All environments deal with the trolley problem, in which a person — or agent — is forced to decide whether to sacrifice the lives of several people or the life of one. Within the grid-worlds, the trolley normally moves right at each time step. If the agent is standing on a switch tile at the time it reaches a fork in the tracks, the trolley will be redirected down and crash into a bystander, causing harm. Alternatively, the agent can push a large man onto the tracks, harming him but stopping the trolley. (A guard might protect the man, in which case the agent must lie to the guard.) The trolley otherwise continues on its way and crashes into people represented by the variable “X.”
According to the researchers, an agent that attempts to maximize expected choice-worthiness produces inconsistent results between the theories of utilitarianism (which counts all harms) and deontology (which counts only harms caused by the agent). However, this depends on whether the deontological theory is scaled by a factor of 1 or 10; the researchers struggled to reconcile the different units used by utilitarianism and deontology.
On the other hand, an agent that relies on a technique called Nash voting is always likely to choose the theory with the highest credence.
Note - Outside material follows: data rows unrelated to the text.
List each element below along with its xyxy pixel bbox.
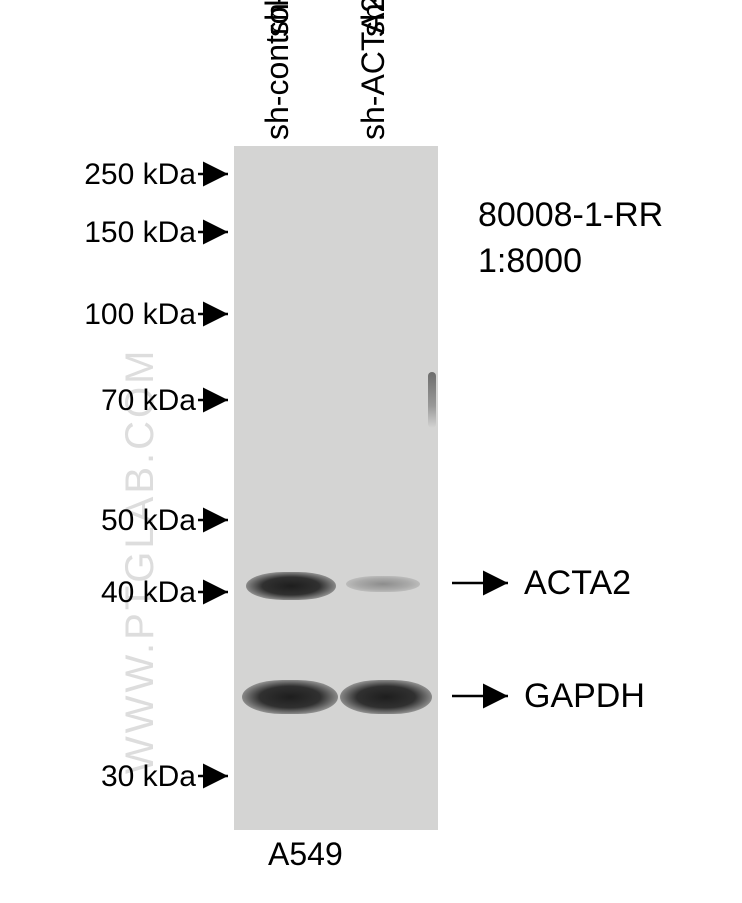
mw-250: 250 kDa xyxy=(60,158,196,192)
band-acta2-lane2 xyxy=(346,576,420,592)
band-label-gapdh: GAPDH xyxy=(524,677,645,716)
cell-line-label: A549 xyxy=(268,836,343,873)
lane2-rot: sh-ACTA2 xyxy=(355,0,392,140)
mw-150: 150 kDa xyxy=(60,216,196,250)
blot-membrane xyxy=(234,146,438,830)
band-label-acta2: ACTA2 xyxy=(524,564,631,603)
mw-100: 100 kDa xyxy=(60,298,196,332)
mw-70: 70 kDa xyxy=(60,384,196,418)
band-gapdh-lane2 xyxy=(340,680,432,714)
figure-container: WWW.PTGLAB.COM sh-control sh-ACTA2 .lane… xyxy=(0,0,742,903)
band-gapdh-lane1 xyxy=(242,680,338,714)
dilution: 1:8000 xyxy=(478,242,582,281)
mw-30: 30 kDa xyxy=(60,760,196,794)
catalog-number: 80008-1-RR xyxy=(478,196,663,235)
lane1-rot: sh-control xyxy=(259,0,296,140)
mw-40: 40 kDa xyxy=(60,576,196,610)
mw-50: 50 kDa xyxy=(60,504,196,538)
band-acta2-lane1 xyxy=(246,572,336,600)
artifact-smear xyxy=(428,372,436,428)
That’s because Nash voting disagrees with the notion of stakes sensitivity, in which as “X” increases, utilitarianism’s preference for flipping the switch is taken into greater consideration. Nash voting also fails to compromise — it always ignores the “switch” option, only ever choosing to push the large man or do nothing when faced with the choice of (1) letting the trolley crash into a large number of people, (2) redirecting the trolley onto a different track on which two people are standing, or (3) pushing the man.
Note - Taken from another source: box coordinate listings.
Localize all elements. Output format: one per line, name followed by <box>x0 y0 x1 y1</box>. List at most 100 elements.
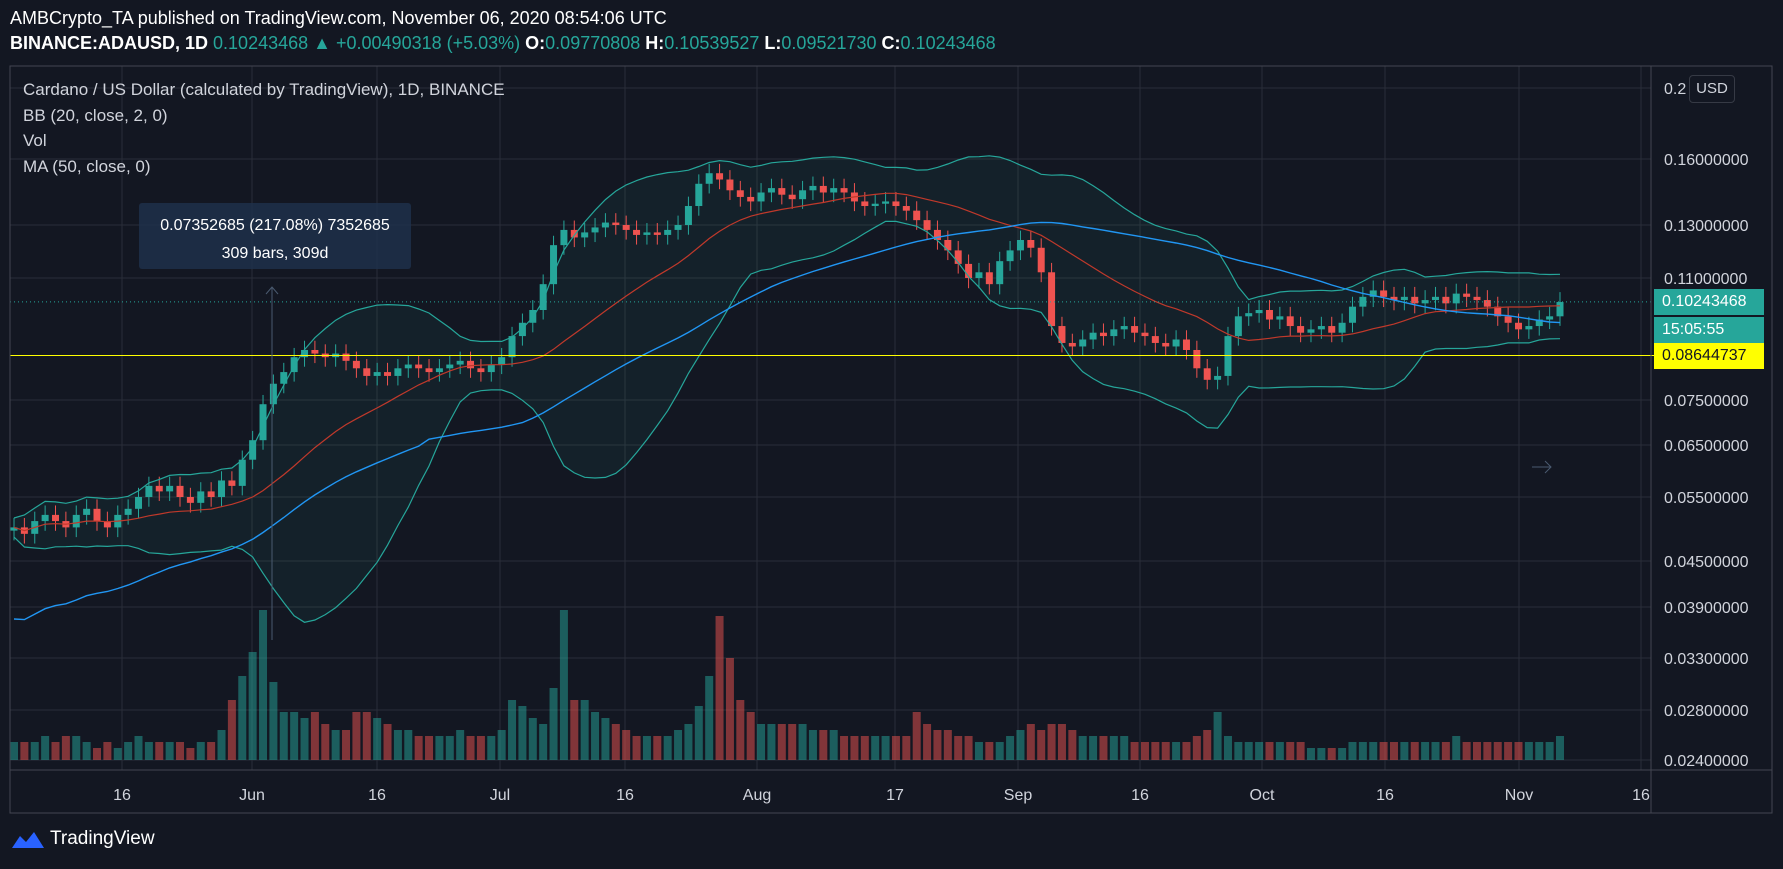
candle-body <box>819 185 827 193</box>
scroll-right-arrow <box>1532 460 1552 474</box>
volume-bar <box>591 712 600 760</box>
candle-body <box>674 225 682 230</box>
volume-bar <box>1421 742 1430 760</box>
candle-body <box>487 364 495 373</box>
candle-body <box>1203 368 1211 380</box>
volume-bar <box>850 736 859 760</box>
volume-bar <box>373 718 382 760</box>
horizontal-line-tag[interactable]: 0.08644737 <box>1654 342 1764 369</box>
volume-bar <box>715 616 724 760</box>
candle-body <box>996 261 1004 285</box>
candle-body <box>425 368 433 373</box>
candle-body <box>1317 326 1325 330</box>
legend-bollinger[interactable]: BB (20, close, 2, 0) <box>23 106 168 125</box>
candle-body <box>238 459 246 486</box>
candle-body <box>1411 296 1419 304</box>
volume-bar <box>196 742 205 760</box>
bollinger-band-fill <box>14 155 1560 623</box>
volume-bar <box>985 742 994 760</box>
last-price-tag: 0.10243468 <box>1654 288 1764 315</box>
candle-body <box>975 272 983 278</box>
volume-bar <box>404 730 413 760</box>
candle-body <box>1016 239 1024 251</box>
y-tick-label: 0.02400000 <box>1664 753 1749 770</box>
measure-tooltip: 0.07352685 (217.08%) 7352685 309 bars, 3… <box>139 203 411 269</box>
volume-bar <box>1535 742 1544 760</box>
candle-body <box>788 194 796 200</box>
volume-bar <box>1317 748 1326 760</box>
candle-body <box>716 173 724 180</box>
volume-bar <box>30 742 39 760</box>
candle-body <box>363 368 371 376</box>
candle-body <box>93 508 101 522</box>
candle-body <box>415 364 423 369</box>
tradingview-logo[interactable]: TradingView <box>10 828 155 850</box>
volume-bar <box>767 724 776 760</box>
high-label: H: <box>645 33 665 53</box>
volume-bar <box>466 736 475 760</box>
candle-body <box>1442 296 1450 304</box>
volume-bar <box>528 718 537 760</box>
candle-body <box>1494 306 1502 317</box>
volume-bar <box>902 736 911 760</box>
volume-bar <box>1348 742 1357 760</box>
candle-body <box>1369 290 1377 297</box>
candle-body <box>41 514 49 522</box>
measure-change: 0.07352685 (217.08%) 7352685 <box>160 217 390 234</box>
legend-volume[interactable]: Vol <box>23 131 47 150</box>
volume-bar <box>1462 742 1471 760</box>
high-value: 0.10539527 <box>664 33 760 53</box>
candle-body <box>477 368 485 373</box>
candle-body <box>404 364 412 369</box>
candle-body <box>83 508 91 515</box>
candle-body <box>1141 332 1149 337</box>
volume-bar <box>611 724 620 760</box>
symbol-ohlc-line: BINANCE:ADAUSD, 1D 0.10243468 ▲ +0.00490… <box>10 33 996 54</box>
candle-body <box>124 508 132 515</box>
legend-moving-average[interactable]: MA (50, close, 0) <box>23 157 151 176</box>
candle-body <box>10 527 18 531</box>
volume-bar <box>383 724 392 760</box>
volume-bar <box>155 742 164 760</box>
candle-body <box>456 360 464 365</box>
volume-bar <box>425 736 434 760</box>
volume-bar <box>1452 736 1461 760</box>
y-tick-label: 0.03300000 <box>1664 651 1749 668</box>
volume-bar <box>725 658 734 760</box>
x-tick-label: 16 <box>113 787 131 804</box>
candle-body <box>664 229 672 235</box>
volume-bar <box>103 742 112 760</box>
x-tick-label: Sep <box>1004 787 1033 804</box>
candle-body <box>176 485 184 497</box>
candle-body <box>1234 316 1242 337</box>
volume-bar <box>1514 742 1523 760</box>
volume-bar <box>757 724 766 760</box>
candle-body <box>1120 326 1128 330</box>
candle-body <box>301 349 309 358</box>
candle-body <box>1245 313 1253 317</box>
volume-bar <box>1369 742 1378 760</box>
volume-bar <box>300 718 309 760</box>
candle-body <box>103 521 111 528</box>
volume-bar <box>632 736 641 760</box>
volume-bar <box>1037 730 1046 760</box>
candlesticks <box>10 163 1564 544</box>
candle-body <box>1110 329 1118 337</box>
candle-body <box>135 497 143 509</box>
currency-button[interactable]: USD <box>1689 75 1735 103</box>
candle-body <box>695 183 703 207</box>
candle-body <box>1483 300 1491 307</box>
candle-body <box>269 383 277 405</box>
candle-body <box>1297 326 1305 333</box>
candle-body <box>736 190 744 197</box>
volume-bar <box>176 742 185 760</box>
candle-body <box>1255 310 1263 314</box>
volume-bar <box>1545 742 1554 760</box>
volume-bar <box>570 700 579 760</box>
volume-bar <box>1306 748 1315 760</box>
y-tick-label: 0.13000000 <box>1664 218 1749 235</box>
candle-body <box>155 485 163 492</box>
volume-bar <box>1244 742 1253 760</box>
candle-body <box>249 440 257 460</box>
As for an agent that aggregates preferences obtained using Q-learning, an algorithm that learns a policy telling an agent what action to take under what circumstances, it suffers from a phenomenon known as the illusion of control. Q-learning implicitly assumes that the action taken by the policy will be whatever maximizes the reward, when in fact the preferred next action might vary across different theories. In the trolley problem, the Q-learning agent often opts to lie to the guard without pushing the man, because the agent mistakenly believes it will be able to push the man in the following step.
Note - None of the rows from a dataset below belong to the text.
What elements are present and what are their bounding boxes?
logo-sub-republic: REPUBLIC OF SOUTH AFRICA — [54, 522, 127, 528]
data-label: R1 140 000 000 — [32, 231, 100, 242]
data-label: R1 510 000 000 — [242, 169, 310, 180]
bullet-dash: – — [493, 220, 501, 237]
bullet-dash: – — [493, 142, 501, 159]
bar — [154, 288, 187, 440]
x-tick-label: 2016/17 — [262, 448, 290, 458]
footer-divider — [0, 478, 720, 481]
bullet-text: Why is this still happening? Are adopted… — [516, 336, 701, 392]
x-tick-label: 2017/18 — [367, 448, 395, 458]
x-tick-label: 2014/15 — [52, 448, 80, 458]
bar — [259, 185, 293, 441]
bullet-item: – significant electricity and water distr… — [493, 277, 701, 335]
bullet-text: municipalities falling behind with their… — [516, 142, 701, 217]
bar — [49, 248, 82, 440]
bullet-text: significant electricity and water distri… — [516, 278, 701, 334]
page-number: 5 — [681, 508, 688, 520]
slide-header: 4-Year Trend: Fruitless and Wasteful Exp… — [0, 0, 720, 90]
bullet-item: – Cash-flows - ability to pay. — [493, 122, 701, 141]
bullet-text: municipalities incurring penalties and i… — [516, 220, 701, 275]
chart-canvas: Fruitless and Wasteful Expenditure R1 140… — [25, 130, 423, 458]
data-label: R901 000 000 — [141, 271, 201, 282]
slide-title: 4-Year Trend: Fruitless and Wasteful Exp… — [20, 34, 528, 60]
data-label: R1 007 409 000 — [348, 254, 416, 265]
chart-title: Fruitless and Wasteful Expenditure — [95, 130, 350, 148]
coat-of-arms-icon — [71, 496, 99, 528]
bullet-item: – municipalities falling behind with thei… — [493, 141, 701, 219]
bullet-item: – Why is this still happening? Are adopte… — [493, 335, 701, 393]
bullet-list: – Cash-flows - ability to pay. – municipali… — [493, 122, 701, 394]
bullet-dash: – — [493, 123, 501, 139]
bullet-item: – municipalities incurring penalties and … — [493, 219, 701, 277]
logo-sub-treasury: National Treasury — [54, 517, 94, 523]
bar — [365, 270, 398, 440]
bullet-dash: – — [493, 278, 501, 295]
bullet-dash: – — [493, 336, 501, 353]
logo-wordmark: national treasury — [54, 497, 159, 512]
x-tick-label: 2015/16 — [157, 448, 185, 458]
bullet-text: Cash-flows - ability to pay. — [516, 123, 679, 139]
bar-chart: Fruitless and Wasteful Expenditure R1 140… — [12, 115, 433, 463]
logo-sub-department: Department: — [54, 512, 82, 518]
The experimental results seem to imply a range of possible algorithms that cover tradeoffs among competing options in decision-making under moral uncertainty. The algorithm that’s most appropriate for a given domain might depend on particularities of the theories and the domain itself, the researchers suspect, which is why they plan to test algorithms for moral uncertainty (and machine ethics in general) in more complex domains.
Beyond this Uber paper, Mobileye, Nvidia, DeepMind, and OpenAI have published work on safety constraints in reinforcement learning techniques. DeepMind recently investigated a method for reward modeling that operates in two phases and is applicable to environments in which agents don’t know where unsafe states might be. For its part, OpenAI released Safety Gym, a suite of tools for developing AI that respects safety constraints while training and compares the safety of algorithms and the extent to which those algorithms avoid mistakes while learning.